Una immagine tratta dal film “La primavera della vita”

La trama del film

Il film racconta la rocambolesca storia di due amici, con un passato musicale in comune e un futuro tutto da scrivere. Un sorprendente road movie con molti inattesi special guest musicali: Madame che canta la canzone che dà il titolo al film, Roberto Vecchioni che fa Vecchioni, Brunori Sas che fa Jim Morrison, e ancora Erland Øye e La Comitiva. Nel cast Stefania Rocca, la loro eccentrica agente, Corrado Fortuna, il meccanico con un’imprevedibile passione per i Doors, Demetra Bellina, la misteriosa Sofia, e suore sommozzatrici accompagneranno i due protagonisti in un viaggio surreale e poetico.

Dopo la rottura del loro sodalizio professionale e un lungo periodo di silenzio, Antonio (Dimartino) ricontatta Lorenzo (Colapesce) per un nuovo, misterioso e affascinante progetto. Questa volta la musica non c’entra, ma la posta in gioco è così alta da smontare l’iniziale diffidenza di Lorenzo e la scadenza così stretta da trascinare i due amici in una spericolata, quanto temeraria, corsa contro il tempo in cui le sorprese non finiscono mai. Dimartino convince il suo amico Lorenzo ad accompagnarlo, a bordo di una vecchia Taunus arancione, a zonzo per meravigliosi luoghi della Sicilia, tra Catania, Siracusa e Palermo. Ragione del viaggio è la preparazione di un libro sulle leggende dell’Isola. Leggende fantastiche, situate in quella zona di confine tra realtà e immaginazione, tra poesia e racconto che, lo citano i due, fa parte del film che li ha ispirati, Big Fish di Tim Burton. Durante questo viaggio Antonio e Lorenzo dovranno fare i conti con il proprio passato e con se stessi. Fino ad una sconvolgente rivelazione.

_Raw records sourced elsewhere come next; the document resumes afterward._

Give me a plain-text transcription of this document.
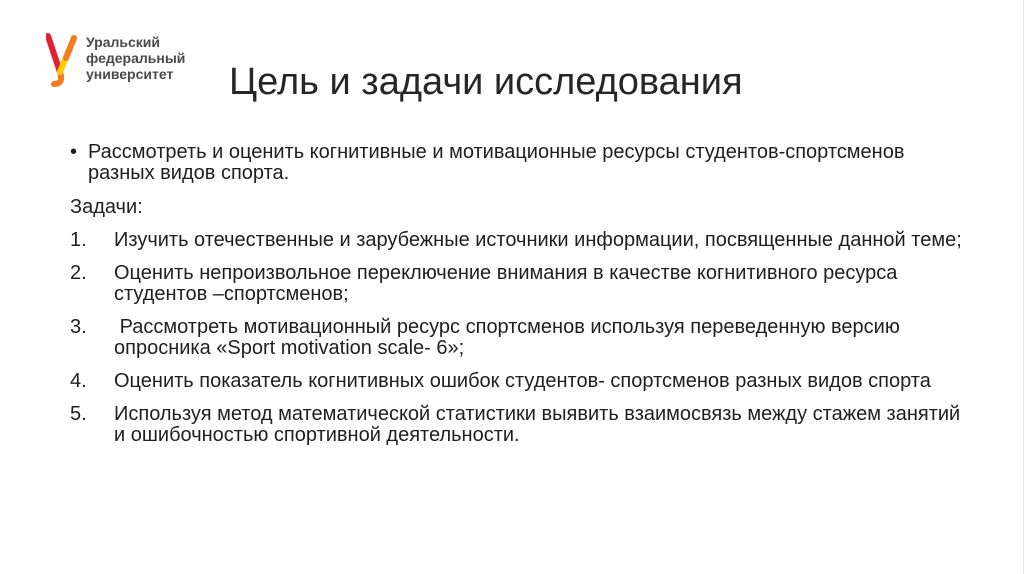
Уральский
федеральный
университет	Цель и задачи исследования
• Рассмотреть и оценить когнитивные и мотивационные ресурсы студентов-спортсменов разных видов спорта.
Задачи:
1. Изучить отечественные и зарубежные источники информации, посвященные данной теме;
2. Оценить непроизвольное переключение внимания в качестве когнитивного ресурса студентов –спортсменов;
3. Рассмотреть мотивационный ресурс спортсменов используя переведенную версию опросника «Sport motivation scale- 6»;
4. Оценить показатель когнитивных ошибок студентов- спортсменов разных видов спорта
5. Используя метод математической статистики выявить взаимосвязь между стажем занятий и ошибочностью спортивной деятельности.
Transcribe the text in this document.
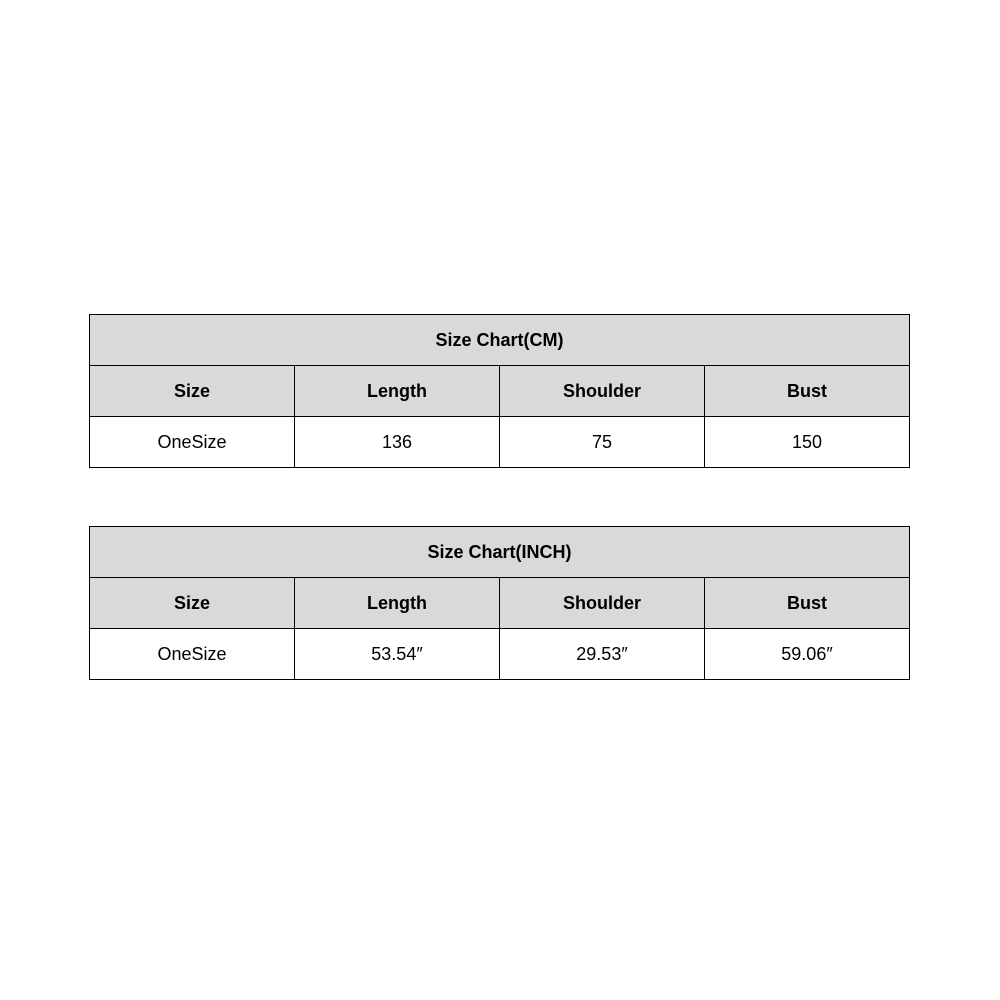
Size Chart(CM)			
Size	Length	Shoulder	Bust
OneSize	136	75	150
Size Chart(INCH)			
Size	Length	Shoulder	Bust
OneSize	53.54″	29.53″	59.06″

Il tema della mitologia e anche un po’ della magia è centrale ne La primavera della mia vita. «Siamo molto appassionati della mitologia», confessa Colapesce. «Nel film l’abbiamo disseminata un po’ questa passione. La storia dei giganti parte dalla leggenda dei Lestrigoni. Siamo convinti che la leggenda spesso è più interessante della verità. Anche l’Isola Cornuta parte da una storia vera, con questa farina che veniva impastata che dava allucinazioni». Per Antonio questa mitologia risiede proprio nella narrazione della Sicilia e della sicilianità: «La storia dell’Isola è basata sul verosimile, non sul vero, nel senso che potrebbe anche esistere la teiera più grande del mondo vicino Enna. Anche la storia che Shakespeare in realtà fosse di Messina sembra una barzelletta ma ha un fondo di verità. Roberto Vecchioni, che compare nella sua qualità di professore nel film, è convinto sia davvero così. Abbiamo cercato di stare in quella zona di confine, così siciliana, tra verità e immaginazione».

Il tandem funziona, ma questo non vuol dire che non facciamo o faremo cose da soli, quanto che ci siamo accorti di essere complementari. Un’altra canzone è ancora possibile

Colapesce Dimartino

Come nelle canzoni del duo, anche il film nasconde moltissime citazioni “dotte”: da True Stories di David Byrne a Paris Texas di Wim Wenders, da John Landis sino a Non ci resta che piangere di Massimo Troisi e Roberto Benigni. Un film “leggerissimo”, parafrasando il titolo della loro canzone più popolare, divertente, stralunato e poetico. Ma, come nei loro brani, con un sottotesto. «Sì, sempre con doppia lettura: che fa ridere e fa piangere, commedia che guarda al dramma».

Un film che chiude un cerchio o soltanto un altro capitolo di una avventura in comune? «Il tandem funziona, ma questo non vuol dire che non facciamo o faremo cose da soli, quanto che ci siamo accorti di essere complementari. Un’altra canzone è ancora possibile».